An economy is measured in numbers but made up of people.
President Obama never misses an opportunity to tout official figures that make it look as though there’s a recovery underway. Yet the fact that Americans don’t feel the economic recovery that’s supposedly happening is a big problem for Washington’s governing class.
As The Washington Post explains, “Presidential hopefuls in both parties agree on at least one thing: Economic mobility, and the feeling of many Americans that they are being shut out from the nation’s prosperity, will be a defining theme of the 2016 campaign.”
Republicans, including former Florida Governor Jeb Bush and 2012 candidate Mitt Romney, say they’re concerned about issues such as wage stagnation and poverty. The Post goes so far as to say: “Bush’s framing of the economic and social challenges facing the country nearly mirrors that of likely Democratic candidate Hillary Rodham Clinton, as well as other possible contenders on the left.”
That’s troubling if true.
“Don’t let anybody tell you that it’s corporations and businesses that create jobs,” Clinton cautioned voters at a campaign rally last October. As for what she called “trickle-down economics,” she added: “That has been tried, that has failed. It has failed rather spectacularly.”
Clinton later explained that what she meant was: “Our economy grows when businesses and entrepreneurs create good-paying jobs here in an America where workers and families are empowered to build from the bottom up and the middle out — not when we hand out tax breaks for corporations that outsource jobs or stash their profits overseas.”
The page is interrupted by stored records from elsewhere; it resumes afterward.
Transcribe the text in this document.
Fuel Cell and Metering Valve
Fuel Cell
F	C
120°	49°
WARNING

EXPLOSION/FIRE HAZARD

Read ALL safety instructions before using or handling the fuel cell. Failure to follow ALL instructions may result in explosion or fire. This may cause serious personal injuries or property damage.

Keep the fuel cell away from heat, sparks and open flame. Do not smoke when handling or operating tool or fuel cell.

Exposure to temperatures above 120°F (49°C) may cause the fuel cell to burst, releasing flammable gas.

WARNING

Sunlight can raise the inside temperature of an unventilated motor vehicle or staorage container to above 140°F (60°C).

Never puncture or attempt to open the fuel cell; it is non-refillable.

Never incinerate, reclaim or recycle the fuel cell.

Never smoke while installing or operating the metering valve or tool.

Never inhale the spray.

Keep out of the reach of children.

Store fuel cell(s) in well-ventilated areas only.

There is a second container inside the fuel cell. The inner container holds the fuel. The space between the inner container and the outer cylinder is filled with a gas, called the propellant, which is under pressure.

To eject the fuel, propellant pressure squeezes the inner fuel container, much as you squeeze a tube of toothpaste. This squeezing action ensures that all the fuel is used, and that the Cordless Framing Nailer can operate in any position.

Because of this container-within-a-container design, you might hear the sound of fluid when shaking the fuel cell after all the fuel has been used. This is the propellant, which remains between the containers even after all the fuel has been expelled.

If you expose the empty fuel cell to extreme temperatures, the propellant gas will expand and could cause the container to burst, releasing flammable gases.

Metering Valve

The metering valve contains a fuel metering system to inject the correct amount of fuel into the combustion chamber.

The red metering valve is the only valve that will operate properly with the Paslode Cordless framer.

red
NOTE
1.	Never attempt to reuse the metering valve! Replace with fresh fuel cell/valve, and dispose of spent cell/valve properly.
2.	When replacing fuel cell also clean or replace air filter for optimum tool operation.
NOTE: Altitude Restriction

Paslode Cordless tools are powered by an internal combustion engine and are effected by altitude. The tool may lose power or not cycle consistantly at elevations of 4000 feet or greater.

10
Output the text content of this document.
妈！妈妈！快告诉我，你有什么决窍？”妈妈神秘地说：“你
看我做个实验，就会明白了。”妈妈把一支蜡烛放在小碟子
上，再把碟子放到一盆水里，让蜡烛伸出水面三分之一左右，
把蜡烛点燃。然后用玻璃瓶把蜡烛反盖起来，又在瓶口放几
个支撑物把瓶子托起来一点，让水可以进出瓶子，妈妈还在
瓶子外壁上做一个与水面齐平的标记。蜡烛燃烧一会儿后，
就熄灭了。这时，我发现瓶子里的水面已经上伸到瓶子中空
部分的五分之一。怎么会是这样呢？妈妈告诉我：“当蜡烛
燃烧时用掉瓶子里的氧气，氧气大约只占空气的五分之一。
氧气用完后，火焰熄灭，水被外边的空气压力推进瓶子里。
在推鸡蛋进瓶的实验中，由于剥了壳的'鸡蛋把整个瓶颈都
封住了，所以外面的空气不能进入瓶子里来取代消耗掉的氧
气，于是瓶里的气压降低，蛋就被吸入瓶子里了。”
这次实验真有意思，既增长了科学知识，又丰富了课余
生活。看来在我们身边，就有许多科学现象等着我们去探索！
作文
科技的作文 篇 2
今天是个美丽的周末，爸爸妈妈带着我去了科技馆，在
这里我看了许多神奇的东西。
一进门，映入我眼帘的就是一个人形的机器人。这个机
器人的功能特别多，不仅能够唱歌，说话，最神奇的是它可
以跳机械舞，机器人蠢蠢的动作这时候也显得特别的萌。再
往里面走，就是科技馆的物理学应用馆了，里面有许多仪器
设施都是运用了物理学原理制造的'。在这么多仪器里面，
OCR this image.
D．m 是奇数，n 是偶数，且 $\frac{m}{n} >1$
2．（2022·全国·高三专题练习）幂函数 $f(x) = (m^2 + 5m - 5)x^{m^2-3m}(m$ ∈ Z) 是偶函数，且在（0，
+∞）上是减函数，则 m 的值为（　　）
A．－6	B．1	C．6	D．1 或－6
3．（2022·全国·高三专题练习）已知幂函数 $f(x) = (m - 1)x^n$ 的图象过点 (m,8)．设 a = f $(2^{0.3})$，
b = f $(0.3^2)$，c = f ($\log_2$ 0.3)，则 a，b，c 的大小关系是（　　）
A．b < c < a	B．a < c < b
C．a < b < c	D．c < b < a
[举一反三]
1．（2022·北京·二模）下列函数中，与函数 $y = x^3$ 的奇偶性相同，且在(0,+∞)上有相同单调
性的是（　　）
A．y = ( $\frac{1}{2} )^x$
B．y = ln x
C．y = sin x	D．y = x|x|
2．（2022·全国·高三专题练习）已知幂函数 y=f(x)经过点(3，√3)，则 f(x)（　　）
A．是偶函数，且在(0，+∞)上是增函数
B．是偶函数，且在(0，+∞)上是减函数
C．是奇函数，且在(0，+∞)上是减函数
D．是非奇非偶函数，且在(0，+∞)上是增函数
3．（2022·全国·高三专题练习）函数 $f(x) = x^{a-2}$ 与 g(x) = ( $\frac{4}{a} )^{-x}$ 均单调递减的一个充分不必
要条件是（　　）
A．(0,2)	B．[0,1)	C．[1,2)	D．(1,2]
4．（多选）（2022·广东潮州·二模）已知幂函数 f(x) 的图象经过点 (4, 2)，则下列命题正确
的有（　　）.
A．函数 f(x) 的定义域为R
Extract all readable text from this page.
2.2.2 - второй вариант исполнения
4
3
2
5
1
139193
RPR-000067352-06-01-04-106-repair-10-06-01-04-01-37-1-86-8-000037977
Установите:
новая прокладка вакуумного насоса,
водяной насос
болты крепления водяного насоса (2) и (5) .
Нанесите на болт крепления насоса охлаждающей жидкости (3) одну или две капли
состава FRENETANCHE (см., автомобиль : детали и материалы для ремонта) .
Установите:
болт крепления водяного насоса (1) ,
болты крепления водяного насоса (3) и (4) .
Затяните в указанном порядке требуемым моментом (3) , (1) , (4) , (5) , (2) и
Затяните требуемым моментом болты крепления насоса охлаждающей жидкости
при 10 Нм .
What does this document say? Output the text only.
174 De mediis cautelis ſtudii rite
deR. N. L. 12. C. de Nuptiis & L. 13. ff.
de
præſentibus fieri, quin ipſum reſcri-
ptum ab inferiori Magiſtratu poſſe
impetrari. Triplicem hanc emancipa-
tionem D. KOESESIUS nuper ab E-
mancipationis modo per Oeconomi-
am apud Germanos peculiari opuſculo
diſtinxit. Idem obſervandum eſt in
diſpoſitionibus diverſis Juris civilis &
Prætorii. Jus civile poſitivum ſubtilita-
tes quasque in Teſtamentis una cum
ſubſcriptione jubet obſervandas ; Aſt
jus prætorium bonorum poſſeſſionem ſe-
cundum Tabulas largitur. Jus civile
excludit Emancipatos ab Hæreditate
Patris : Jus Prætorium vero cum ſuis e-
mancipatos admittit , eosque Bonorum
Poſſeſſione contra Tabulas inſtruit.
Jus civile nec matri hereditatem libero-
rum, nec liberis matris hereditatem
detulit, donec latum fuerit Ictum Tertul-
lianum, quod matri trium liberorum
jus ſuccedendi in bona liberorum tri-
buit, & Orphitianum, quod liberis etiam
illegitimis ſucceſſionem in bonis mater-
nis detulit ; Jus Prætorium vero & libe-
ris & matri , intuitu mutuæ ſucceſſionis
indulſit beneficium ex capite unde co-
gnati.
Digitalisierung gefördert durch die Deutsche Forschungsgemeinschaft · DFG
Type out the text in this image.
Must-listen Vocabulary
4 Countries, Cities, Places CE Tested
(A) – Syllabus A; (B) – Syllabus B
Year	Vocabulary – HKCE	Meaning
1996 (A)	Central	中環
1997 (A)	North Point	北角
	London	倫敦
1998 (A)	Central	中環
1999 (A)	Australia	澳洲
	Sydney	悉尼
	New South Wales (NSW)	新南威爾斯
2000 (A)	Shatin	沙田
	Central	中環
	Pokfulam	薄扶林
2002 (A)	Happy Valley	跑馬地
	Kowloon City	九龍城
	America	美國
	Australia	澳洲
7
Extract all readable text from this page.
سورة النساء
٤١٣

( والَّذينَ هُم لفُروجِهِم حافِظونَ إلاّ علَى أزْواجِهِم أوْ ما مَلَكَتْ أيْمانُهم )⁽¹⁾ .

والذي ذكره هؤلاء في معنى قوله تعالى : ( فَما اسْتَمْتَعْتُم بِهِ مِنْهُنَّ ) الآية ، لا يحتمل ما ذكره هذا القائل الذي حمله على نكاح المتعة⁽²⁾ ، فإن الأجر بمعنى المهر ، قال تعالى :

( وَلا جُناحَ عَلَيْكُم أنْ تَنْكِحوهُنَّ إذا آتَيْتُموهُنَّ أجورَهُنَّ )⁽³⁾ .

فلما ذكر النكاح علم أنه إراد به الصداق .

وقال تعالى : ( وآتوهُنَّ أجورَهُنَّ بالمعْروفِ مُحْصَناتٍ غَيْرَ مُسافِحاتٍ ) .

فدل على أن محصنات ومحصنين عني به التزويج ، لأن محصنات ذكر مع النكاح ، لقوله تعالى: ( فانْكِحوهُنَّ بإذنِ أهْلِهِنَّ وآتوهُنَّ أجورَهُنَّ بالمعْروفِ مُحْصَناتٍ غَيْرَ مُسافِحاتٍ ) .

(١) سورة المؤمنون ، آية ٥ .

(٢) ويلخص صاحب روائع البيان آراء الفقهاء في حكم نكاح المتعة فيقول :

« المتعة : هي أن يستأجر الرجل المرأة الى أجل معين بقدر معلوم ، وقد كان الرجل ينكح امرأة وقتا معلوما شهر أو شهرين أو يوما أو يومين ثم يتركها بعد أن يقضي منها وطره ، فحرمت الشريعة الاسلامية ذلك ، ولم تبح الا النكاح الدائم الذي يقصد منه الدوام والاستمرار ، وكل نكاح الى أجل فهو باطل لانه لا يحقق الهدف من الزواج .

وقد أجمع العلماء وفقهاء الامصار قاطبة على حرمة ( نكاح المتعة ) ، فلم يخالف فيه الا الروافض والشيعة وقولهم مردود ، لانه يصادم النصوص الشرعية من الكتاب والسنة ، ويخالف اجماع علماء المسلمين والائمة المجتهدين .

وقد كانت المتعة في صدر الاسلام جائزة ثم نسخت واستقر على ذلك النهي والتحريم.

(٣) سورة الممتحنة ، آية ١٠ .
But there’s little evidence the federal government is taking the right steps to encourage companies to create jobs. Quite the opposite, in fact.
Conservatives have a far different approach. Rep. Paul Ryan (R-WI) and Sen. Marco Rubio (R-FL) both have books out laying out a better way to help those in poverty. A key element is getting government out of the way.
“The senator from Florida has called for significant reductions in federal regulations that he says will spur creation of better jobs,” the Post reports. “On education, he has offered a series of reforms designed to lessen the burden of student loan debt and expand access to apprenticeship programs.”
Those would be steps toward reducing government management of the economy. And that’s the real story over the years of the Obama administration: Overregulation of just about everything. Just after the election The Hill noted, “Business groups are bracing for an onslaught of regulations, with the Obama administration bent on completing a host of the president’s unfinished policy goals.” Those include dozens of new rules that would cost companies money and people jobs.
The EPA is setting ozone emission standards with what may be the most expensive regulation ever written. The FDA is rewriting restaurant menus. The FCC may write guidelines for the Internet. Meanwhile, Congress passes massive laws including ObamaCare and Dodd-Frank that wrap huge segments of the economy in red tape.
Everything from health care to banking is now being guided by bureaucrats in Washington. Their job isn’t to create jobs — it’s to write regulations that end up making things less efficient and more difficult. Roll those back, and you’ll create jobs everywhere. Except, of course, in Washington. Maybe that’s what makes the establishment so nervous.